Now, 15 years later, he's awakened to find himself in the Tyler Michaels King Memorial Hospital, trapped in a world where his style of comedy is considered "old hat." While he's hustling to hit as many open mics & Fringe festivals as he can to get back on top, a new generation of comics (the Komedy Kidz) are using all their GenZ wiles and sanitized comedy chops to cancel him with extreme prejudice.
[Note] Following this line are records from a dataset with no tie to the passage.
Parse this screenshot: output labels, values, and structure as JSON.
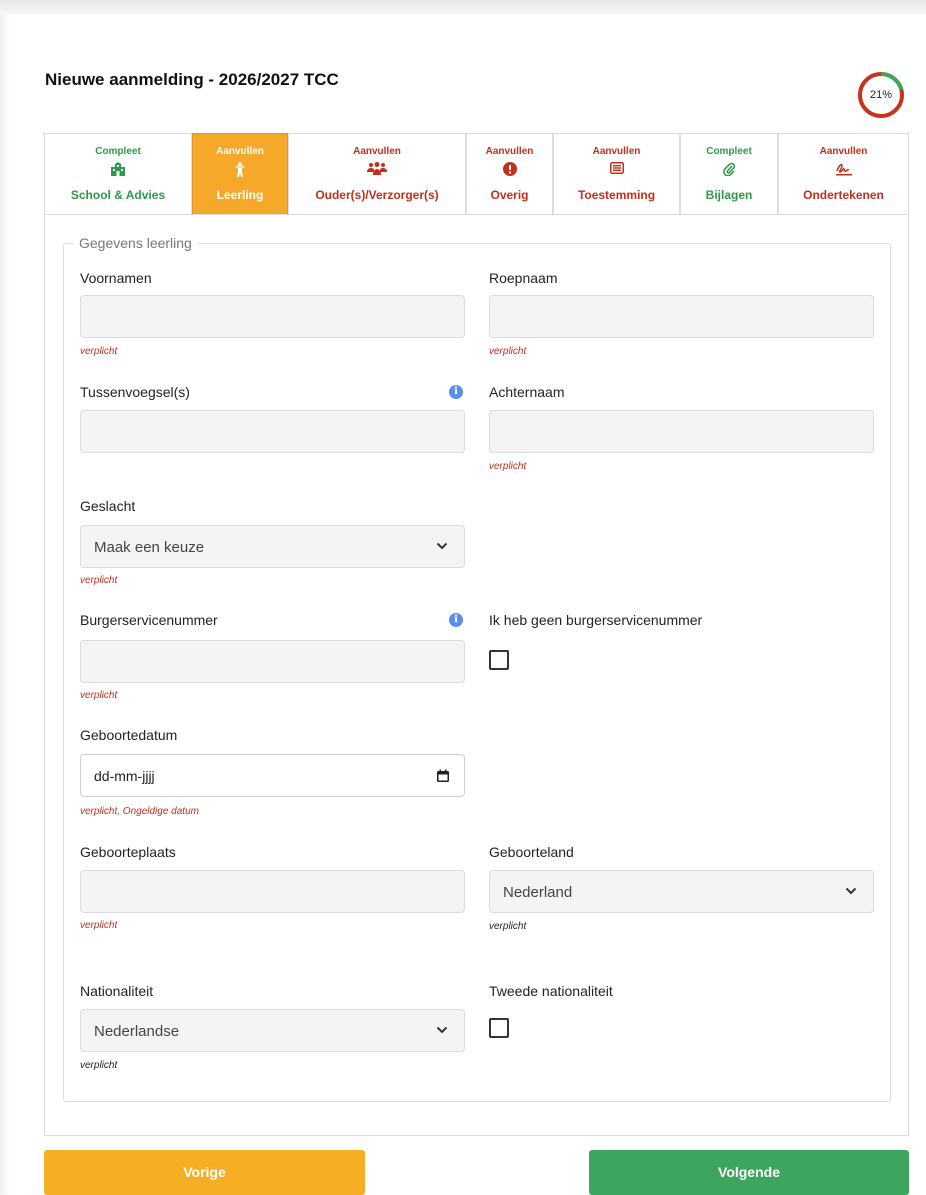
{
  "header": {
    "title": "Nieuwe aanmelding - 2026/2027 TCC",
    "progress_label": "21%",
    "progress_value": 0.21
  },
  "tabs": [
    {
      "status": "Compleet",
      "label": "School & Advies",
      "icon": "school-icon",
      "state": "complete"
    },
    {
      "status": "Aanvullen",
      "label": "Leerling",
      "icon": "child-icon",
      "state": "active"
    },
    {
      "status": "Aanvullen",
      "label": "Ouder(s)/Verzorger(s)",
      "icon": "users-icon",
      "state": "incomplete"
    },
    {
      "status": "Aanvullen",
      "label": "Overig",
      "icon": "alert-icon",
      "state": "incomplete"
    },
    {
      "status": "Aanvullen",
      "label": "Toestemming",
      "icon": "list-icon",
      "state": "incomplete"
    },
    {
      "status": "Compleet",
      "label": "Bijlagen",
      "icon": "paperclip-icon",
      "state": "complete"
    },
    {
      "status": "Aanvullen",
      "label": "Ondertekenen",
      "icon": "signature-icon",
      "state": "incomplete"
    }
  ],
  "form": {
    "legend": "Gegevens leerling",
    "voornamen": {
      "label": "Voornamen",
      "value": "",
      "hint": "verplicht"
    },
    "roepnaam": {
      "label": "Roepnaam",
      "value": "",
      "hint": "verplicht"
    },
    "tussenvoegsel": {
      "label": "Tussenvoegsel(s)",
      "value": ""
    },
    "achternaam": {
      "label": "Achternaam",
      "value": "",
      "hint": "verplicht"
    },
    "geslacht": {
      "label": "Geslacht",
      "value": "Maak een keuze",
      "hint": "verplicht"
    },
    "bsn": {
      "label": "Burgerservicenummer",
      "value": "",
      "hint": "verplicht"
    },
    "geen_bsn": {
      "label": "Ik heb geen burgerservicenummer",
      "checked": false
    },
    "geboortedatum": {
      "label": "Geboortedatum",
      "value": "dd-mm-jjjj",
      "hint": "verplicht, Ongeldige datum"
    },
    "geboorteplaats": {
      "label": "Geboorteplaats",
      "value": "",
      "hint": "verplicht"
    },
    "geboorteland": {
      "label": "Geboorteland",
      "value": "Nederland",
      "hint": "verplicht"
    },
    "nationaliteit": {
      "label": "Nationaliteit",
      "value": "Nederlandse",
      "hint": "verplicht"
    },
    "tweede_nationaliteit": {
      "label": "Tweede nationaliteit",
      "checked": false
    }
  },
  "buttons": {
    "prev": "Vorige",
    "next": "Volgende"
  },
  "colors": {
    "accent": "#f6a82a",
    "complete": "#2e9a47",
    "incomplete": "#c42f1c",
    "next": "#3da55d"
  }
}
And hot on their heels is the mysterious Matriarch, who has even more devious plans for him. 
 
Is the world ready for the biting, offensive comedy of Herschel Douscheburg once again? 
 
Or, as the title suggests, could this be the end of not only his comedy, but Douscheburg himself?
 
We hope to offer the same silliness to audiences in 2025 as we did in the original production, along with a few new things sprinkled in: 
Despicable characters
Uncalled-for gallows humor
Audience taunting
Good-natured ribbing of safe comedy
Poorly rehearsed sight gags & fight choreo
Reggae horns
A pantsing of 2025's foibles
Ribald & cringey humor (including a potential glory hole or plate job joke)
Sporadic titillations 
Unlicensed usage of "Powerhouse" by Raymond Scott


He did a Fringe preview as well, just so we can’t say we weren’t thoroughly warned:


 
The word “bracing” was invented for such shows as “A Sad Carousel 2: The Timely Death of Herschel Douscheburg,” so I’m very much looking forward to it.